A new study comparing the effectiveness of individual ZMapp antibodies versus a cocktail of antibodies, administered to mice using recombinant adeno-associated virus (rAAV) delivery vectors, showed the ability to achieve 100-per cent protection against infection by Ebola virus.
The study, which reported the best results using a single rAAV-delivered antibody, is published in Human Gene Therapy, a peer-reviewed journal from Mary Ann Liebert, Inc., publishers. The article is available free on the Human Gene Therapy website until 8 April 2018.
Bruno Gaillet, University Laval (Quebec, Canada) and coauthors from National Research Council Canada (Montreal), Public Health Agency of Canada and University of Manitoba (Winnipeg), University of Pennsylvania (Philadelphia), and McGill University (Montreal) coauthored the article titled Gene Transfer of ZMapp Antibodies Mediated by Recombinant Adeno-Associated Virus Protects Against Ebola Infections."

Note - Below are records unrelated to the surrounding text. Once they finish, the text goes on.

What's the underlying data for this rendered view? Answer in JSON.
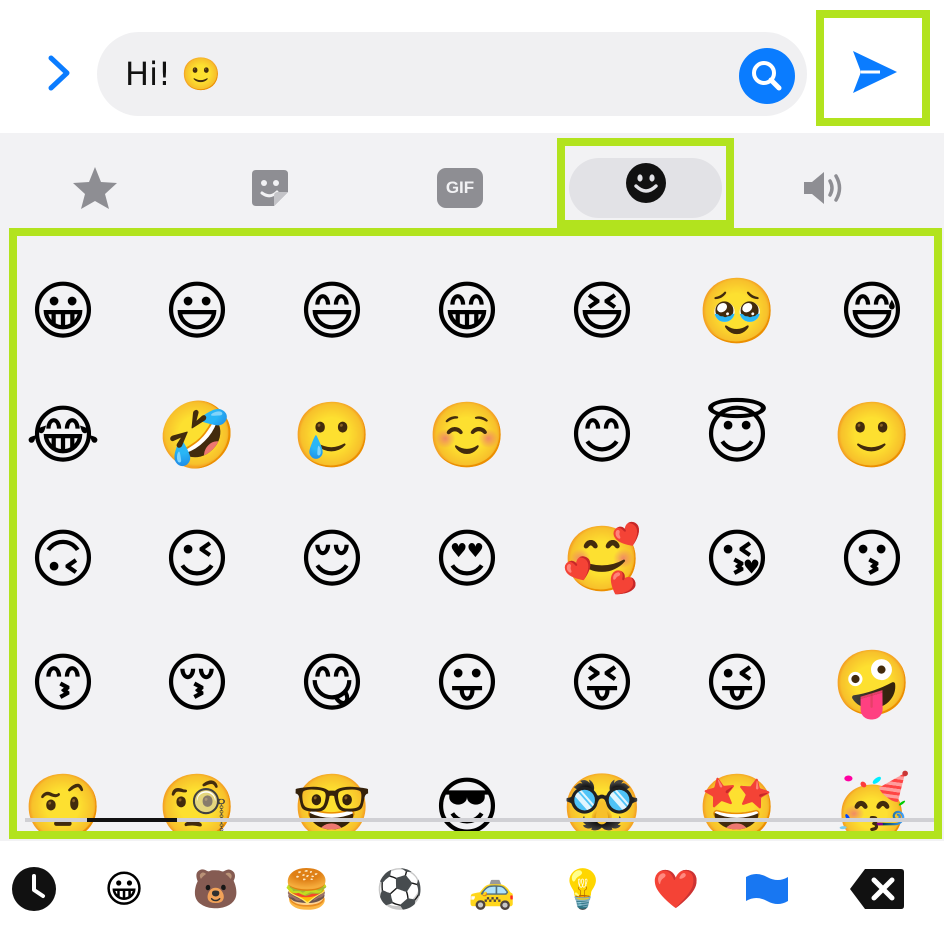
{
  "composer": {
    "text": "Hi! 🙂"
  },
  "colors": {
    "accent": "#0a7cff",
    "highlight": "#b2e31e",
    "tab_icon": "#8e8e93",
    "background": "#f2f2f4"
  },
  "tabs": [
    {
      "name": "favorites",
      "icon": "star-icon"
    },
    {
      "name": "stickers",
      "icon": "sticker-icon"
    },
    {
      "name": "gif",
      "icon": "gif-icon",
      "label": "GIF"
    },
    {
      "name": "emoji",
      "icon": "smiley-icon",
      "active": true
    },
    {
      "name": "sounds",
      "icon": "speaker-icon"
    }
  ],
  "emoji_rows": [
    [
      "😀",
      "😃",
      "😄",
      "😁",
      "😆",
      "🥹",
      "😅"
    ],
    [
      "😂",
      "🤣",
      "🥲",
      "☺️",
      "😊",
      "😇",
      "🙂"
    ],
    [
      "🙃",
      "😉",
      "😌",
      "😍",
      "🥰",
      "😘",
      "😗"
    ],
    [
      "😙",
      "😚",
      "😋",
      "😛",
      "😝",
      "😜",
      "🤪"
    ],
    [
      "🤨",
      "🧐",
      "🤓",
      "😎",
      "🥸",
      "🤩",
      "🥳"
    ]
  ],
  "categories": [
    {
      "name": "recent",
      "icon": "clock-icon"
    },
    {
      "name": "smileys",
      "glyph": "😀"
    },
    {
      "name": "animals",
      "glyph": "🐻"
    },
    {
      "name": "food",
      "glyph": "🍔"
    },
    {
      "name": "activity",
      "glyph": "⚽"
    },
    {
      "name": "travel",
      "glyph": "🚕"
    },
    {
      "name": "objects",
      "glyph": "💡"
    },
    {
      "name": "symbols",
      "glyph": "❤️"
    },
    {
      "name": "flags",
      "glyph": "🏳"
    },
    {
      "name": "delete",
      "icon": "backspace-icon"
    }
  ]
}
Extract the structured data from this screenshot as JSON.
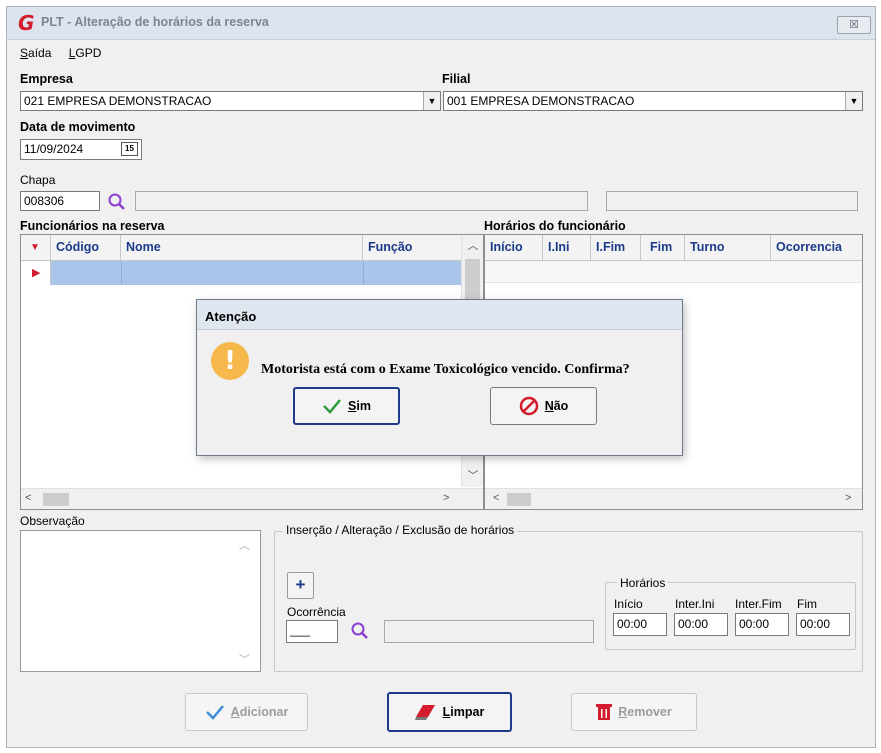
{
  "window": {
    "title": "PLT - Alteração de horários da reserva",
    "logo": "G",
    "close_glyph": "☒"
  },
  "menu": [
    {
      "label": "Saída",
      "accel": "S"
    },
    {
      "label": "LGPD",
      "accel": "L"
    }
  ],
  "empresa": {
    "label": "Empresa",
    "value": "021 EMPRESA DEMONSTRACAO"
  },
  "filial": {
    "label": "Filial",
    "value": "001 EMPRESA DEMONSTRACAO"
  },
  "data_movimento": {
    "label": "Data de movimento",
    "value": "11/09/2024",
    "calendar_glyph": "15"
  },
  "chapa": {
    "label": "Chapa",
    "value": "008306",
    "name_value": "",
    "extra_value": ""
  },
  "funcionarios": {
    "label": "Funcionários na reserva",
    "columns": [
      "Código",
      "Nome",
      "Função"
    ]
  },
  "horarios_func": {
    "label": "Horários do funcionário",
    "columns": [
      "Início",
      "I.Ini",
      "I.Fim",
      "Fim",
      "Turno",
      "Ocorrencia"
    ]
  },
  "observacao": {
    "label": "Observação",
    "value": ""
  },
  "insercao": {
    "title": "Inserção / Alteração / Exclusão de horários",
    "add_glyph": "+",
    "ocorrencia_label": "Ocorrência",
    "ocorrencia_value": "___",
    "ocorrencia_desc": "",
    "horarios_title": "Horários",
    "fields": [
      {
        "label": "Início",
        "value": "00:00"
      },
      {
        "label": "Inter.Ini",
        "value": "00:00"
      },
      {
        "label": "Inter.Fim",
        "value": "00:00"
      },
      {
        "label": "Fim",
        "value": "00:00"
      }
    ]
  },
  "buttons": {
    "adicionar": {
      "accel": "A",
      "rest": "dicionar"
    },
    "limpar": {
      "accel": "L",
      "rest": "impar"
    },
    "remover": {
      "accel": "R",
      "rest": "emover"
    }
  },
  "dialog": {
    "title": "Atenção",
    "icon_glyph": "!",
    "message": "Motorista está com o Exame Toxicológico vencido. Confirma?",
    "sim": {
      "accel": "S",
      "rest": "im"
    },
    "nao": {
      "accel": "N",
      "rest": "ão"
    }
  },
  "colors": {
    "accent_blue": "#1c3a8a",
    "warning": "#f6b84a",
    "danger": "#d31c2c",
    "selected_row": "#aac4ea",
    "ok_green": "#2e9e3e"
  }
}
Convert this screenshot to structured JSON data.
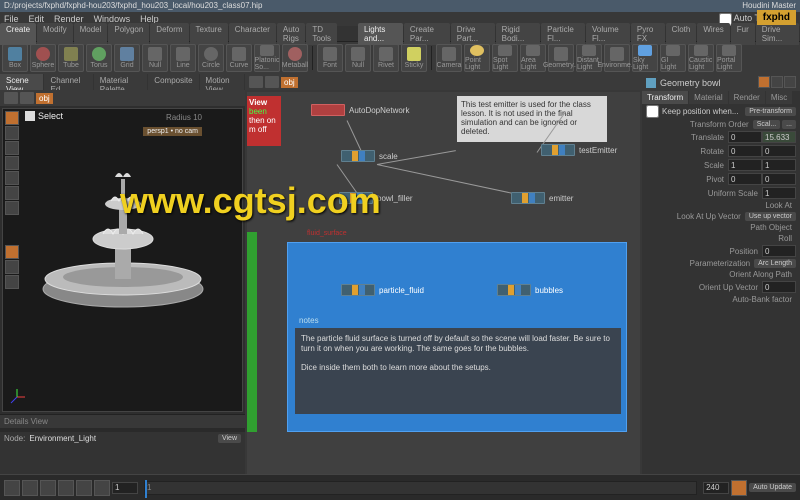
{
  "title_path": "D:/projects/fxphd/fxphd-hou203/fxphd_hou203_local/hou203_class07.hip",
  "app_name": "Houdini Master",
  "auto_takes": "Auto Takes",
  "fxphd": "fxphd",
  "menu": [
    "File",
    "Edit",
    "Render",
    "Windows",
    "Help"
  ],
  "shelf_tabs_left": [
    "Create",
    "Modify",
    "Model",
    "Polygon",
    "Deform",
    "Texture",
    "Character",
    "Auto Rigs",
    "TD Tools"
  ],
  "shelf_tabs_right": [
    "Lights and...",
    "Create Par...",
    "Drive Part...",
    "Rigid Bodi...",
    "Particle Fl...",
    "Volume Fl...",
    "Pyro FX",
    "Cloth",
    "Wires",
    "Fur",
    "Drive Sim..."
  ],
  "tools_left": [
    "Box",
    "Sphere",
    "Tube",
    "Torus",
    "Grid",
    "Null",
    "Line",
    "Circle",
    "Curve",
    "Platonic So...",
    "Metaball"
  ],
  "tools_mid": [
    "Font",
    "Null",
    "Rivet",
    "Sticky"
  ],
  "tools_right": [
    "Camera",
    "Point Light",
    "Spot Light",
    "Area Light",
    "Geometry...",
    "Distant Light",
    "Environme...",
    "Sky Light",
    "GI Light",
    "Caustic Light",
    "Portal Light"
  ],
  "left_tabs": [
    "Scene View",
    "Channel Ed...",
    "Material Palette",
    "Composite ...",
    "Motion View"
  ],
  "obj_path": "obj",
  "select_label": "Select",
  "radius_label": "Radius",
  "radius_val": "10",
  "cam_label": "persp1 • no cam",
  "details_title": "Details View",
  "node_label": "Node:",
  "node_value": "Environment_Light",
  "view_btn": "View",
  "center_obj": "obj",
  "view_block": {
    "title": "View",
    "l1": "been",
    "l2": "then on",
    "l3": "m off"
  },
  "sticky1": "This test emitter is used for the class lesson. It is not used in the final simulation and can be ignored or deleted.",
  "nodes": {
    "autodop": "AutoDopNetwork",
    "scale": "scale",
    "bowl_filler": "bowl_filler",
    "test_emitter": "testEmitter",
    "emitter": "emitter",
    "particle_fluid": "particle_fluid",
    "bubbles": "bubbles"
  },
  "fluid_section": "fluid_surface",
  "notes_label": "notes",
  "notes_text1": "The particle fluid surface is turned off by default so the scene will load faster. Be sure to turn it on when you are working. The same goes for the bubbles.",
  "notes_text2": "Dice inside them both to learn more about the setups.",
  "geom_header": "Geometry bowl",
  "right_tabs": [
    "Transform",
    "Material",
    "Render",
    "Misc"
  ],
  "keep_pos": "Keep position when...",
  "pre_transform": "Pre-transform",
  "transform_order": "Transform Order",
  "scal_btn": "Scal...",
  "params": {
    "translate": {
      "label": "Translate",
      "v0": "0",
      "v1": "15.633"
    },
    "rotate": {
      "label": "Rotate",
      "v0": "0",
      "v1": "0"
    },
    "scale": {
      "label": "Scale",
      "v0": "1",
      "v1": "1"
    },
    "pivot": {
      "label": "Pivot",
      "v0": "0",
      "v1": "0"
    },
    "uniform": {
      "label": "Uniform Scale",
      "v0": "1"
    },
    "lookat": {
      "label": "Look At"
    },
    "lookat_up": {
      "label": "Look At Up Vector",
      "btn": "Use up vector"
    },
    "path_obj": {
      "label": "Path Object"
    },
    "roll": {
      "label": "Roll"
    },
    "position": {
      "label": "Position",
      "v0": "0"
    },
    "param": {
      "label": "Parameterization",
      "btn": "Arc Length"
    },
    "orient_path": {
      "label": "Orient Along Path"
    },
    "orient_up": {
      "label": "Orient Up Vector",
      "v0": "0"
    },
    "auto_bank": {
      "label": "Auto-Bank factor"
    }
  },
  "timeline": {
    "frame": "1",
    "end": "240",
    "auto_update": "Auto Update"
  },
  "watermark": "www.cgtsj.com"
}
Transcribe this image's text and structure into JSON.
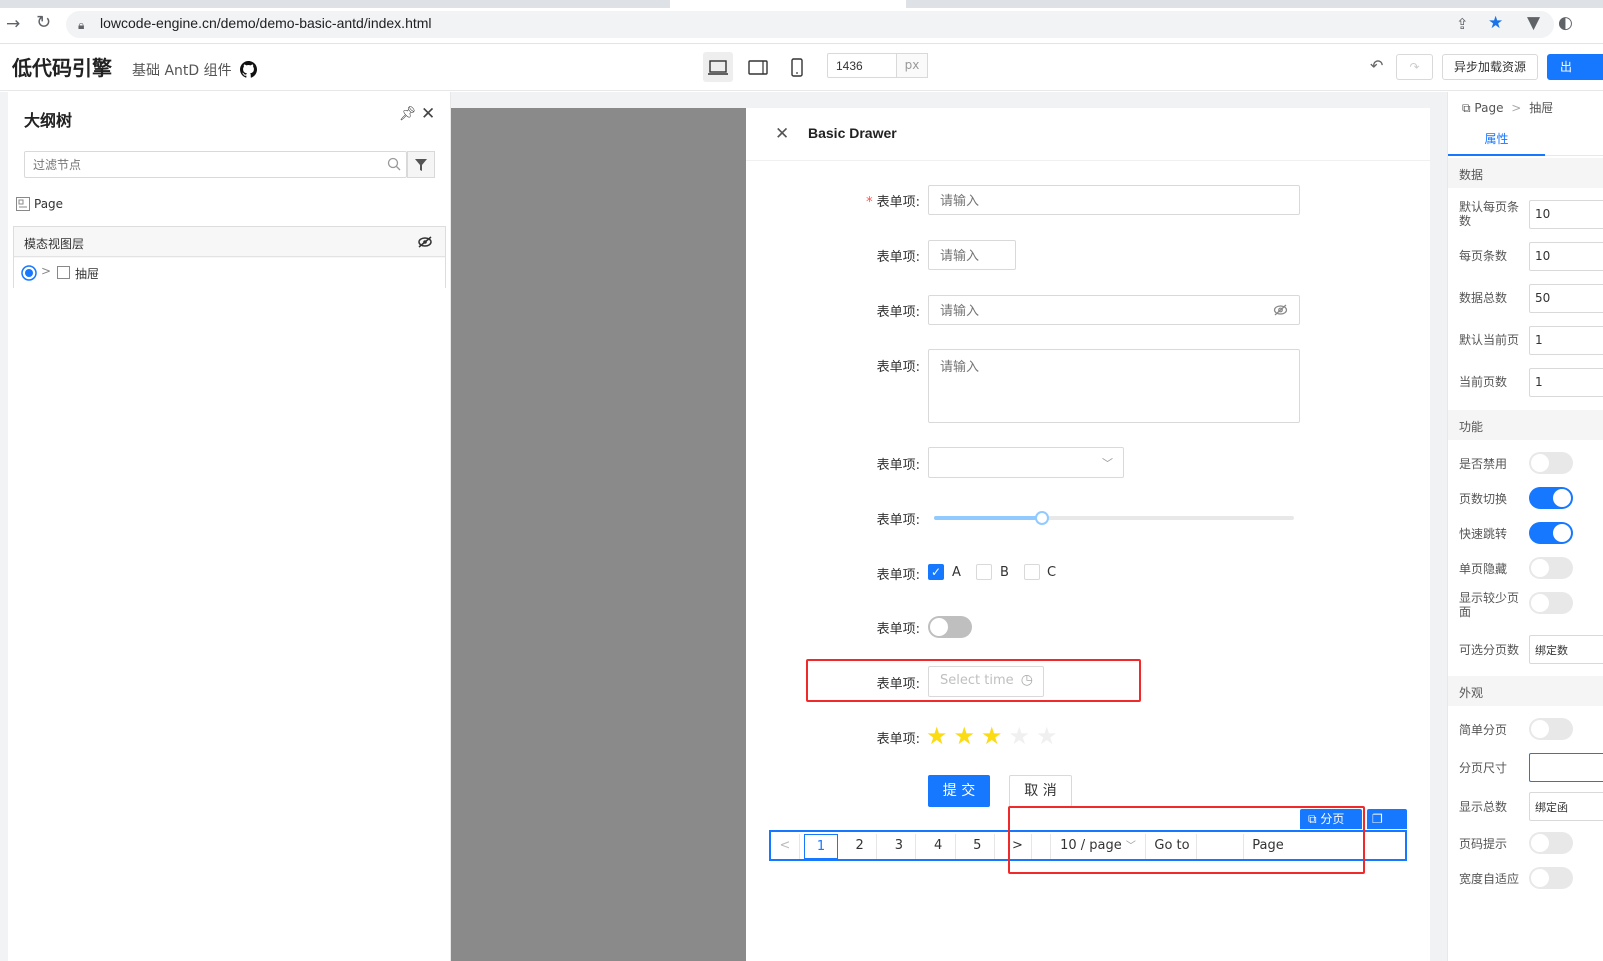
{
  "browser": {
    "url": "lowcode-engine.cn/demo/demo-basic-antd/index.html"
  },
  "header": {
    "brand": "低代码引擎",
    "subtitle": "基础 AntD 组件",
    "width_value": "1436",
    "width_unit": "px",
    "async_load_label": "异步加载资源",
    "primary_label_partial": "出"
  },
  "outline": {
    "title": "大纲树",
    "filter_placeholder": "过滤节点",
    "root_label": "Page",
    "modal_layer_label": "模态视图层",
    "drawer_label": "抽屉"
  },
  "drawer": {
    "title": "Basic Drawer",
    "form_label": "表单项",
    "label_colon": ":",
    "placeholder": "请输入",
    "time_placeholder": "Select time",
    "checkboxes": [
      "A",
      "B",
      "C"
    ],
    "slider_value": 0.3,
    "rate_value": 3,
    "rate_max": 5,
    "submit_label": "提 交",
    "cancel_label": "取 消"
  },
  "pagination": {
    "tag_label": "分页",
    "pages": [
      "1",
      "2",
      "3",
      "4",
      "5"
    ],
    "current_page": "1",
    "page_size": "10 / page",
    "goto_label": "Go to",
    "page_label": "Page"
  },
  "props_panel": {
    "breadcrumb_root": "Page",
    "breadcrumb_current": "抽屉",
    "tab_label": "属性",
    "sections": {
      "data": "数据",
      "feature": "功能",
      "appearance": "外观"
    },
    "data_props": [
      {
        "label": "默认每页条数",
        "value": "10"
      },
      {
        "label": "每页条数",
        "value": "10"
      },
      {
        "label": "数据总数",
        "value": "50"
      },
      {
        "label": "默认当前页",
        "value": "1"
      },
      {
        "label": "当前页数",
        "value": "1"
      }
    ],
    "feature_props": [
      {
        "label": "是否禁用",
        "on": false
      },
      {
        "label": "页数切换",
        "on": true
      },
      {
        "label": "快速跳转",
        "on": true
      },
      {
        "label": "单页隐藏",
        "on": false
      },
      {
        "label": "显示较少页面",
        "on": false
      }
    ],
    "selectable_pages_label": "可选分页数",
    "selectable_pages_value": "绑定数",
    "appearance_props": {
      "simple_label": "简单分页",
      "size_label": "分页尺寸",
      "show_total_label": "显示总数",
      "show_total_value": "绑定函",
      "tip_label": "页码提示",
      "responsive_label": "宽度自适应"
    }
  },
  "colors": {
    "primary": "#1677ff",
    "highlight": "#f02a2a",
    "star": "#fadb14",
    "mask": "#8a8a8a"
  }
}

The researchers evaluated the therapeutic effectiveness of three ZMapp antibodies (c2G4, c4G7, and c13C6) and different doses and various routes of administration (intravenous, intramuscular and intranasal).
They also compared different doses of the individual antibodies to the effectiveness of the three-antibody cocktail.
"Vectored antibody delivery has the potential to revolutionize how we respond to emerging pathogens like Ebola virus disease," says editor-in-chief Terence R. Flotte, MD, Celia, and Isaac Haidak Professor of Medical Education and Dean, Provost, and Executive Deputy Chancellor, University of Massachusetts Medical School, Worcester, MA. "Professor Gaillet's work provides vital proof of this concept, which could greatly aid global preparedness for the next outbreak."